足元で中国経済の大きな下押し圧力となっている不動産投資の鈍化ですが、来年も続く可能性が高いと考えます。不動産投資の抑制方針の背景を解説したうえで、来年の中国経済を展望します。

(写真:ロイター/アフロ)


7~9月期の中国経済は前期比成長率わずか+0.2%

7~9月期の中国経済は、行動制限、不動産投資の鈍化、電力不足といった多くの下押し圧力を受けました。広範に経済活動が鈍化し、7-9月期の実質GDP成長率は前年比で+4.9%、前期比では+0.2%となりました。コロナ禍前には概ね前年比では+6%程度、前期比でも+1.5%程度の成長率であったことを鑑みると、かなり低い成長率であったと言えます。
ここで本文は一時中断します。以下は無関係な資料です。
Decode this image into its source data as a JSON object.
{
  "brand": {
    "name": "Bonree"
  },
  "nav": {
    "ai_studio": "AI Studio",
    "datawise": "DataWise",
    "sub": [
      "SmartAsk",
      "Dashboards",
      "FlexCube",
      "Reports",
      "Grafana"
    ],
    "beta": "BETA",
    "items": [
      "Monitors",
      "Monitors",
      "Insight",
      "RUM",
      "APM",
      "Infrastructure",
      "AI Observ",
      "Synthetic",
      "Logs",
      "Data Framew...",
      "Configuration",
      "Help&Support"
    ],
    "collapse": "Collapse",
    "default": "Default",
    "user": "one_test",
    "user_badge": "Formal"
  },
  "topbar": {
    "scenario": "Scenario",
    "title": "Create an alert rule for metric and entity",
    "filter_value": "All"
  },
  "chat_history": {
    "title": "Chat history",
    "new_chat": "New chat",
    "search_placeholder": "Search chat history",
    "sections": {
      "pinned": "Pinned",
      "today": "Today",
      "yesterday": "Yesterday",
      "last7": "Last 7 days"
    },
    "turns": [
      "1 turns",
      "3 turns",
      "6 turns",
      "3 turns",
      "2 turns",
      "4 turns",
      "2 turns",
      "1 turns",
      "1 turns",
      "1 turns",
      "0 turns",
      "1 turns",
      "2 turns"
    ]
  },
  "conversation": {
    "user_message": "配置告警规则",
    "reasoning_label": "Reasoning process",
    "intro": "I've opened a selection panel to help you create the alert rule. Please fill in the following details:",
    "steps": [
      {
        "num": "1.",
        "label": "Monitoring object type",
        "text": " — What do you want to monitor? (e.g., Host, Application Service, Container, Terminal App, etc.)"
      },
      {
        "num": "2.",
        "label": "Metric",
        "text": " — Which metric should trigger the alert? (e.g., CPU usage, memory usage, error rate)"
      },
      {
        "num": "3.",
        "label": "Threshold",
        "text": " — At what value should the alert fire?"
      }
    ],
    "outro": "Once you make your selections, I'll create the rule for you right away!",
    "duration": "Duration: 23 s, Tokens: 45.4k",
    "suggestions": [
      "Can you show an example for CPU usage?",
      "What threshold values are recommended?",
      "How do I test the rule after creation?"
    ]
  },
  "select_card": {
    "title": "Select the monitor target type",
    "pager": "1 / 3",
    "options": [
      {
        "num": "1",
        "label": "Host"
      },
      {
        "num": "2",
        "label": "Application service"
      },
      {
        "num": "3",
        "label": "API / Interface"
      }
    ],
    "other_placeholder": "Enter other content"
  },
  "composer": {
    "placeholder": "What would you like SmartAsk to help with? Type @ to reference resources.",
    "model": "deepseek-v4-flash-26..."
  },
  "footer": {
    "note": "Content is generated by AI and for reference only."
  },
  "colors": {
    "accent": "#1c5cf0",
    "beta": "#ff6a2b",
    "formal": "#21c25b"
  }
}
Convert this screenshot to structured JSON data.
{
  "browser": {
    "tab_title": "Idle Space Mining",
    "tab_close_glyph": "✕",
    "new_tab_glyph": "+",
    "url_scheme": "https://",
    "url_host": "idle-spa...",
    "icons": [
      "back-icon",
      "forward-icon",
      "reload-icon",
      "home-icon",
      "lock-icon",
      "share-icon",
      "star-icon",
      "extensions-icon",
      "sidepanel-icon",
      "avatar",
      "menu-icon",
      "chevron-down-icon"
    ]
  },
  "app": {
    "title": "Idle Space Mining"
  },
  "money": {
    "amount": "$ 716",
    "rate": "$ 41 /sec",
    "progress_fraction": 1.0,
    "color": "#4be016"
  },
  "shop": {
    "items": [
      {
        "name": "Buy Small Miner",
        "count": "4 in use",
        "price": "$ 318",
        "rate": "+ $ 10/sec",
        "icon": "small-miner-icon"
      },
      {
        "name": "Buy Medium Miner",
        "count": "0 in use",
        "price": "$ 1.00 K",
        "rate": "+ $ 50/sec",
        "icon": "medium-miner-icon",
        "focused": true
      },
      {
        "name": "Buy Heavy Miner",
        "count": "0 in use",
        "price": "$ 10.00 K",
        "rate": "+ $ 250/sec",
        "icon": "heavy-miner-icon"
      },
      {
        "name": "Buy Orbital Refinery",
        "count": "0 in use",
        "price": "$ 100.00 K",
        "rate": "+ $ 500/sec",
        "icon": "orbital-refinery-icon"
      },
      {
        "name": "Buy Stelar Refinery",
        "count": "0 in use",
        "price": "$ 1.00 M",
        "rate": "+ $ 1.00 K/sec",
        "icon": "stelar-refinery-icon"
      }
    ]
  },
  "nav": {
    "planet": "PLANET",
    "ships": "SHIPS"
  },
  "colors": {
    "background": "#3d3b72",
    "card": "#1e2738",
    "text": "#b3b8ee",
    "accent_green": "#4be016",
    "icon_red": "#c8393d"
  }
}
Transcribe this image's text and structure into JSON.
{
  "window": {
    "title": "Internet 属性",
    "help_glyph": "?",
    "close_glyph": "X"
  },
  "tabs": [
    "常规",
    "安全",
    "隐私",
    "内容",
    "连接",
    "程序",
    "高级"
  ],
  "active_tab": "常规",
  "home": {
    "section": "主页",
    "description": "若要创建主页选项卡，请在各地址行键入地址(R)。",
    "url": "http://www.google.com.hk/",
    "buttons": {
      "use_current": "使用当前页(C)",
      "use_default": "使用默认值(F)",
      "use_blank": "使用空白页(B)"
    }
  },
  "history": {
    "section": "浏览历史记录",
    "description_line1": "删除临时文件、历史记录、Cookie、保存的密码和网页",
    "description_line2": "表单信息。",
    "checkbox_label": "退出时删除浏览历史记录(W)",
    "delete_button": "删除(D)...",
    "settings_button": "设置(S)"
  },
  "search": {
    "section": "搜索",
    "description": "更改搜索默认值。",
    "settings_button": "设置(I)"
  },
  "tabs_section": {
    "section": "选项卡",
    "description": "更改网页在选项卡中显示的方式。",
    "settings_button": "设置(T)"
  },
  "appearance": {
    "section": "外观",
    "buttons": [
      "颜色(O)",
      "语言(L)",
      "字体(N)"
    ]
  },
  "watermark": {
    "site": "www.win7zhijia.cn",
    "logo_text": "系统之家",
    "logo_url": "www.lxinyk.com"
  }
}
内訳をみると、目を引くのが不動産業および建設業のマイナス成長です。当局が不動産投資の抑制を進める中、不動産デベロッパーの活動が鈍化しているとみられ、GDP比約14%を占めるセクターの活動鈍化が中国経済に大きな重荷となりました。このほか、半導体不足、電力不足の影響を受け、自動車製造業を中心に生産が減少していることやサービス消費の抑制が響きました。

中国経済には依然として下押し圧力が掛かっている

筆者は、前回の記事にて中国経済の先行きに明るい材料があまりないことに触れましたが、残念ながらその状況は変わっていません。引き続き中国経済には、不動産投資の鈍化と電力・部品の供給不足という大きな下押し圧力が掛かっています。加えて足元では国内での感染再拡大の兆候がみられ、行動制限措置が導入される懸念もあります。総じてみると広範な分野に下押し圧力が掛かる状態が続いていると言えます。

こうした下押し圧力の内、電力不足および部品の供給不足については最悪期を過ぎたとの見方もあり、時間の経過と共に状況は改善していくものと考えています。また、感染が再拡大しても、他国と比べて迅速かつ強力な行動制限措置を採れることから、これらの下押し圧力が続く期間は短期的なものになると考えます。

一方で、不動産投資の鈍化は、当局主導の動きであり、政策スタンスが大きく転換されない限り、当面続く見通しです。